Bashellia Williams, a doula and perinatal patient navigator at the Morehouse School of Medicine, thinks it’s getting worse.
“It’s not even a stagnant number. We’re finding now that number’s trying to creep up.”
Helping mothers is something Bashellia has wanted to do since she was in high school. She says it’s something that’s “woven into my bones.” When she first became pregnant at 17, she started by becoming a champion for herself.
“My resource was the library. I didn’t have it in the palm of my hand. We had to read and learn and figure things out,” Bashellia said. “That inner-knowing got me through it.”
Now a mother of six, she recalls feeling “under-informed” about her first pregnancy. When she thinks of her own daughter’s pregnancy 3 years ago, those same emotions come flooding back. That is when the weight of the challenges facing pregnant women hit her in the “most intimate, personal way.”

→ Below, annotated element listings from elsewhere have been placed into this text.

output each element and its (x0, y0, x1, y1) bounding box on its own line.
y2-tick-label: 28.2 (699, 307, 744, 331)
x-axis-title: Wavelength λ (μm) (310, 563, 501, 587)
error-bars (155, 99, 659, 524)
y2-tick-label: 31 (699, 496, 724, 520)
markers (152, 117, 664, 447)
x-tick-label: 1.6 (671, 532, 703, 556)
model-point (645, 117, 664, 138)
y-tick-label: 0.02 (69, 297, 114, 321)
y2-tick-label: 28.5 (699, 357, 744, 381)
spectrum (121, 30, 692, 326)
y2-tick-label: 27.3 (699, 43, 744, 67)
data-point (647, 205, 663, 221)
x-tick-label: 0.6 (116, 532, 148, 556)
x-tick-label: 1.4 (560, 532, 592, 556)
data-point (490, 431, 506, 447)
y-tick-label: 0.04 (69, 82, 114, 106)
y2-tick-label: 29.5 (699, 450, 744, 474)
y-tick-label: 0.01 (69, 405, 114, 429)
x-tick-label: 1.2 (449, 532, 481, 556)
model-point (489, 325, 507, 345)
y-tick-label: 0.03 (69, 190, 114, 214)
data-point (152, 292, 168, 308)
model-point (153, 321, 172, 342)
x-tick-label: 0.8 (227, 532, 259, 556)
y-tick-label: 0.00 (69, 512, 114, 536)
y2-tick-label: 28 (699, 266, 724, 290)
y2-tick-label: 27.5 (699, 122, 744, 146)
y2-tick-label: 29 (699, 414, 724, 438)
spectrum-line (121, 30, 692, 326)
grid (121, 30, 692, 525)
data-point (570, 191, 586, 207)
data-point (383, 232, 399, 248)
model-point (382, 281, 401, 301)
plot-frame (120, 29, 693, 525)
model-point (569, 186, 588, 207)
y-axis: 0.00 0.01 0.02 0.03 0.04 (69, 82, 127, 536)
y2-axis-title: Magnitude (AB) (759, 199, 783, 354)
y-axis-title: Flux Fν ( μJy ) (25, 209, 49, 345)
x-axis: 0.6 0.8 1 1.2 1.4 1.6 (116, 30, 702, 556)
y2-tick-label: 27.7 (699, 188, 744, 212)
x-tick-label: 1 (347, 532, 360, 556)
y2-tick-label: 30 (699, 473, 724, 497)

During a hospital visit, Bashellia said staff didn’t think her daughter was going into labor. They eventually sent them home.
“I got her somewhere where she was comfortable, I think on the couch, and I went to my room and I just cried,” she said. “They sent us home about three in the morning. The baby was born in my bathroom at 7.55 a.m. the next morning.”
“That really awakened my inner advocate.”